Vitamin C may help with exercise recovery as well. Yet, this too is controversial since flooding your body with antioxidants prior to a workout may suppress your body’s natural antioxidant defense system and keep it from being activated. This could interfere with some of the health benefits of exercise. Supporting this idea, one study showed that endurance runners who took vitamin C and E supplements (both antioxidant vitamins) didn’t experience the expected mitochondrial adaptations to endurance exercise. It’s these healthy adaptations that give runners greater endurance. So, at least for longer distance runners, taking vitamin C or vitamin E in supplement form might be counterproductive. Yet keep in mind these were supplements, not vitamin C from dietary sources.
So is vitamin C helpful or a hindrance? A few studies show that vitamin C enhances muscle recovery and may reduce muscle soreness after a workout. Vitamin C is also vital for immune health. One study showed that ultramarathon runners who supplemented with 600 milligrams of vitamin C experienced fewer colds after a race. Of course, an ultramarathon is an extreme form of exercise.
Best Sources of Vitamin C
If you need more vitamin C in your diet, where should you get it? As you probably know, fruits and vegetables are the best bets for upping your vitamin C intake. When you think vitamin C, think citrus fruits, but also consider berries, papaya, watermelon, pears, kiwifruit, red peppers, green peppers, melons, and bananas.

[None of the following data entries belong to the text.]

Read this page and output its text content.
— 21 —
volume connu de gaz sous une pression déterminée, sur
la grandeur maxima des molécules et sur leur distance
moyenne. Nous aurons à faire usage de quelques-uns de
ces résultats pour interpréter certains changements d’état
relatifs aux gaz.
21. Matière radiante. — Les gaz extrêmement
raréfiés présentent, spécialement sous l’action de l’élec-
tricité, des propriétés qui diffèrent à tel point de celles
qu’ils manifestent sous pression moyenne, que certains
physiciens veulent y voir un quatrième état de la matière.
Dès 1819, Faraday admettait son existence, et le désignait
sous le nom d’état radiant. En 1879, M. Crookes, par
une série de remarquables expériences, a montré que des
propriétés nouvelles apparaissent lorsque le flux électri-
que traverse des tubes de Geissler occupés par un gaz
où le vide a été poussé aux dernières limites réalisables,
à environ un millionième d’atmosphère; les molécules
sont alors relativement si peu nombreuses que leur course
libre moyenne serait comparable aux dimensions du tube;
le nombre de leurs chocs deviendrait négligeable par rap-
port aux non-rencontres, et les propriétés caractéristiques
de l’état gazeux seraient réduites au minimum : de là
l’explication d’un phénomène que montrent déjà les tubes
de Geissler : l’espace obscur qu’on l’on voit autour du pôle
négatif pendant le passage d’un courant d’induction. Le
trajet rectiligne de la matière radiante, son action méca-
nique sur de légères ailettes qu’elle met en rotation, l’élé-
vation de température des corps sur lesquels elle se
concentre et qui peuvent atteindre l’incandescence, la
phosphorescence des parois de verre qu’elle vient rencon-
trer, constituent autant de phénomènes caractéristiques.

Women need around 75 milligrams a day and men 90 milligrams of vitamin C daily. One of the very best sources of vitamin C is guava. A half cup has 188 milligrams, enough to meet your body’s requirement for two days. Munching out on two pieces of fruit daily along with a varied whole food diet and you should get more than the amount your body needs to stay healthy, even if you exercise.
The Bottom Line
Whether not getting enough vitamin C hinders fat loss still isn’t clear. It wouldn’t be surprising if it played some role since you need vitamin C to make carnitine and carnitine to oxidize fat. Based on what we know the best approach is to consume enough foods high in vitamin C by adding whole fruit to your diet. Avoid vitamin C and E supplements, especially around the time of a workout as there’s some evidence that they interfere with positive workout adaptations.